What Are Alaska Payment Bonds?  

Without a payment bond, project owners could have their property encumbered by mechanic’s liens if their contractor fails to pay subcontractors or suppliers. Instead, a subcontractor or supplier that has not been paid must file a claim against the payment bond the project owner (known as the “principal”) has furnished the project owner (the bond’s “obligee”). The payment bond legally obligates the principal to pay all valid claims filed by unpaid subcontractors or suppliers within a certain time period following project completion.  

Who Needs Them?  

Alaska’s “Little Miller Act,” the state’s version of the federal Miller Act, is found in the Alaska Statutes, Title 36, Chapter 35, under “Public Works Contract Bonds.” It mandates payment bonds for state-funded construction projects. The required bond amount is tied to the project value, as shown below.  

Project Value   Bond Amount Needed  
Over $100,000 to $1 million   50% of project value  
Over $1 million to $5 million   40% of project value  
Over $5 million   Flat amount of $2.5 million  

Although private construction projects aren’t subject to Alaska’s Little Miller Act, many private project owners protect their property against mechanic’s liens by requiring payment bonds from contractors.  

How Do Alaska Payment Bonds Work?  

The third party to an Alaska payment bond is the bond’s guarantor (the “surety”). The surety guarantees that all valid claims will be paid by agreeing to extend credit to the principal for that purpose if necessary.  

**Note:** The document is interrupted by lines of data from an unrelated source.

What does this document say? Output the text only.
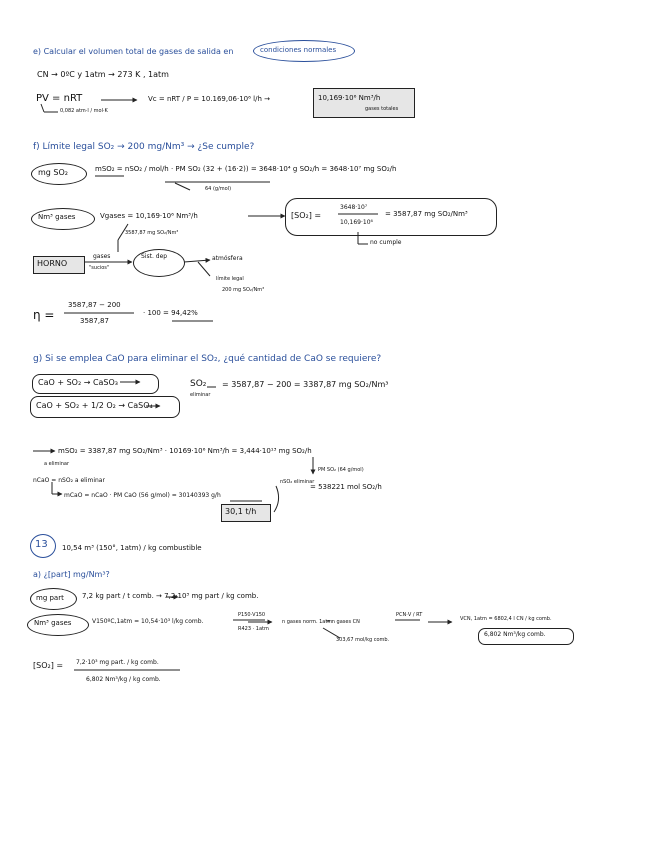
e) Calcular el volumen total de gases de salida en	condiciones normales
CN → 0ºC y 1atm → 273 K , 1atm
PV = nRT
0,082 atm·l / mol·K
Vc = nRT / P = 10.169,06·10⁶ l/h →	10,169·10⁶ Nm³/h
gases totales
f) Límite legal SO₂ → 200 mg/Nm³ → ¿Se cumple?
mg SO₂	mSO₂ = nSO₂ / mol/h · PM SO₂ (32 + (16·2)) = 3648·10⁴ g SO₂/h = 3648·10⁷ mg SO₂/h
64 (g/mol)
Nm³ gases	Vgases = 10,169·10⁶ Nm³/h	[SO₂] =
3648·10⁷
10,169·10⁶
= 3587,87 mg SO₂/Nm³
no cumple
3587,87 mg SO₂/Nm³
HORNO
gases
"sucios"
Sist. dep	atmósfera
límite legal
200 mg SO₂/Nm³
η =
3587,87 − 200
3587,87
· 100 = 94,42%
g) Si se emplea CaO para eliminar el SO₂, ¿qué cantidad de CaO se requiere?
CaO + SO₂ → CaSO₃
CaO + SO₂ + 1/2 O₂ → CaSO₄
SO₂
eliminar
= 3587,87 − 200 = 3387,87 mg SO₂/Nm³
mSO₂ = 3387,87 mg SO₂/Nm³ · 10169·10⁶ Nm³/h = 3,444·10¹³ mg SO₂/h
a eliminar
PM SO₂ (64 g/mol)
nCaO = nSO₂ a eliminar	nSO₂ eliminar
= 538221 mol SO₂/h
mCaO = nCaO · PM CaO (56 g/mol) = 30140393 g/h
30,1 t/h
13 10,54 m³ (150°, 1atm) / kg combustible
a) ¿[part] mg/Nm³?
mg part	7,2 kg part / t comb. → 7,2·10³ mg part / kg comb.
Nm³ gases	V150ºC,1atm = 10,54·10³ l/kg comb.
P150·V150
R423 · 1atm
n gases norm. 1atm
= n gases CN
PCN·V / RT
303,67 mol/kg comb.
VCN, 1atm = 6802,4 l CN / kg comb.
6,802 Nm³/kg comb.
[SO₂] = 7,2·10³ mg part. / kg comb.
6,802 Nm³/kg / kg comb.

The surety will confirm that a claim is valid and, if it is, will pay it on the principal’s behalf, drawing against the line of credit established for the principal when the payment bond was purchased. The principal is legally obligated to repay the resulting debt in accordance with the surety’s credit terms. The surety is indemnified by the payment bond and can take legal action to recover the debt if the principal fails to repay it.  

How Much Do They Cost?  

Two factors are multiplied to calculate the premium cost of an Alaska payment bond: the bond amount and the premium rate. The obligee establishes the bond amount, and the surety sets the premium rate through an underwriting assessment of the credit risk involved. This is the risk of the principal not repaying the credit extended by the surety in paying a claim. Credit risk is measured on the basis of the principal’s personal credit score.  

A principal with a high credit score is regarded as a low risk, which results in a low premium rate. On the other hand, a low credit score indicates an elevated credit risk, which is offset by assigning a higher premium rate.  

A well-qualified principal typically will be assigned a premium rate in the range of .5% to 3%.